Since reality star Kim Kardashian can’t actually marry her rapper boyfriend Kanye West, they will have a commitment ceremony to seal the deal. Kim can’t legally tie the knot with anyone at the moment, considering that she is already bound to Kris Humphries for the time being. In fact, it is very likely that Kim will still be married to Kris when she pops out Kanye’s baby. How’s that for classy? And she calls themselves “America’s Royalty”?!? It’s more like America’s Trailer Trash….move over Honey Boo Boo.
Kanye really wants to make things official between them, but it’s an impossibility due to Kris’ death grip on their marriage. Still, to satisfy their urge for marital bliss, they’re doing
the next best thing the only thing they can do at the moment — having a commitment ceremony.

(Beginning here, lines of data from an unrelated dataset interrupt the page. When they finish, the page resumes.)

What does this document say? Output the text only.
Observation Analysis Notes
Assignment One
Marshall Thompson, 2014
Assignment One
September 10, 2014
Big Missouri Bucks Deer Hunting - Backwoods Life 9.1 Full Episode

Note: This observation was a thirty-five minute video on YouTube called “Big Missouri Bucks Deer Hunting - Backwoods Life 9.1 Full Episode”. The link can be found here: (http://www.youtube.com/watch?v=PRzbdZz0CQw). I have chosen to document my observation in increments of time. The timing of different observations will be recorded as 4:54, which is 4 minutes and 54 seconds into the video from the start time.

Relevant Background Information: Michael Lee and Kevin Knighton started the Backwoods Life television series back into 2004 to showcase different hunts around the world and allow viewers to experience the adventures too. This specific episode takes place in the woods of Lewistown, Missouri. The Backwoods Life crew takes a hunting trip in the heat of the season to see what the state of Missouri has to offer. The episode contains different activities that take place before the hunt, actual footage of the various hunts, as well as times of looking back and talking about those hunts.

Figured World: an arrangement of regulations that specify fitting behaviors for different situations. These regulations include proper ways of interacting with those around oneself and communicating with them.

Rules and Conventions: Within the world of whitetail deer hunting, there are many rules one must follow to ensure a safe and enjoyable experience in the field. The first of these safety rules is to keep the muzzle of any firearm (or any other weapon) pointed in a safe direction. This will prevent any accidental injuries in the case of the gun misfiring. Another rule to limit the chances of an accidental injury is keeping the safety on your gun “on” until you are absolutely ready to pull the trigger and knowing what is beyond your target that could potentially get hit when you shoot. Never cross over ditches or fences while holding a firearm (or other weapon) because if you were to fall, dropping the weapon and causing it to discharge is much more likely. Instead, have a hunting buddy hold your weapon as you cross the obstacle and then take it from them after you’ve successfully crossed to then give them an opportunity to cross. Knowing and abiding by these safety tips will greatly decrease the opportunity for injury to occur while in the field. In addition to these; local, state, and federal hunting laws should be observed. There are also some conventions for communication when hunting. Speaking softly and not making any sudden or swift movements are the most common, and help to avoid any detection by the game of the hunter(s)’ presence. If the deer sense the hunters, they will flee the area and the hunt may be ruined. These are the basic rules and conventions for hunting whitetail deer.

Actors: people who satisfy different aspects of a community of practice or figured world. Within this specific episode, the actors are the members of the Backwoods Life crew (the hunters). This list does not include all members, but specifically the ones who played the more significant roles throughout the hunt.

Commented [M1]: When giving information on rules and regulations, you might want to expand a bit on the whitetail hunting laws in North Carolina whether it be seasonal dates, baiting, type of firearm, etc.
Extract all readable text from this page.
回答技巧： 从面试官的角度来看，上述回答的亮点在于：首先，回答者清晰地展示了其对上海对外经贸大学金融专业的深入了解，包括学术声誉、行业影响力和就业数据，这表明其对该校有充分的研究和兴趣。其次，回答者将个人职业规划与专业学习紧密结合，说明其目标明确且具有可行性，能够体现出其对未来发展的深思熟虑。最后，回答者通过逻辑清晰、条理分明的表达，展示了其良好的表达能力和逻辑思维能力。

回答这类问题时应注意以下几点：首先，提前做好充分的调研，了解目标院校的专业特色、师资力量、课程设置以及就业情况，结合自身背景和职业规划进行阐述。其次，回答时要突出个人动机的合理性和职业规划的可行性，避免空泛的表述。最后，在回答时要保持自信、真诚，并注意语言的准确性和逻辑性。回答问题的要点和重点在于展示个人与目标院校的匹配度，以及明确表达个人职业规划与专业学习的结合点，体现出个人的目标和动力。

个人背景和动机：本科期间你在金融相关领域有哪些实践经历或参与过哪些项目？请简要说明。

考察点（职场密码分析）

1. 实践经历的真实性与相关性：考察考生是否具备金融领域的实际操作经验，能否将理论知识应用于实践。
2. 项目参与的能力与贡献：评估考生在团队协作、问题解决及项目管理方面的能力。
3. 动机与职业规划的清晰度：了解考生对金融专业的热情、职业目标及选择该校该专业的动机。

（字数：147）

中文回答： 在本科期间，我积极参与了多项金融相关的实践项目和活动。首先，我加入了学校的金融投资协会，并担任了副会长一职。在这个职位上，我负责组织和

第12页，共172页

According to “The Sun”, Kim and Kanye are borrowing a pal’s $15 million Malibu mansion for the wanna-be nuptials in as low-key of a ceremony that two famewhores could have. They will even go as far as wearing rings after the ceremony, but they just won’t wear them on their ring fingers. Of course that leaves room for them to pimp out the commitment ceremony on national television ($$$) and then sell the pictures ($$$$), followed by a real ceremony ($$$$$) and even more photo opps ($$$$$). We’re guessing Kris Jenner is seeing a metric ton of dollar signs at the moment.
Of course, the fake wedding will be followed by a fake honeymoon in Italy together. Of course, that’s where their son or daughter was conceived, so we’re guessing that’s why they opted to return there. No worries, “fans”, we’re sure to see photos of their traveling bonanza. We’re guessing that they will have their own photographer chasing them around for posed shots of her baby bump and everything else — all for sale to the highest bidder.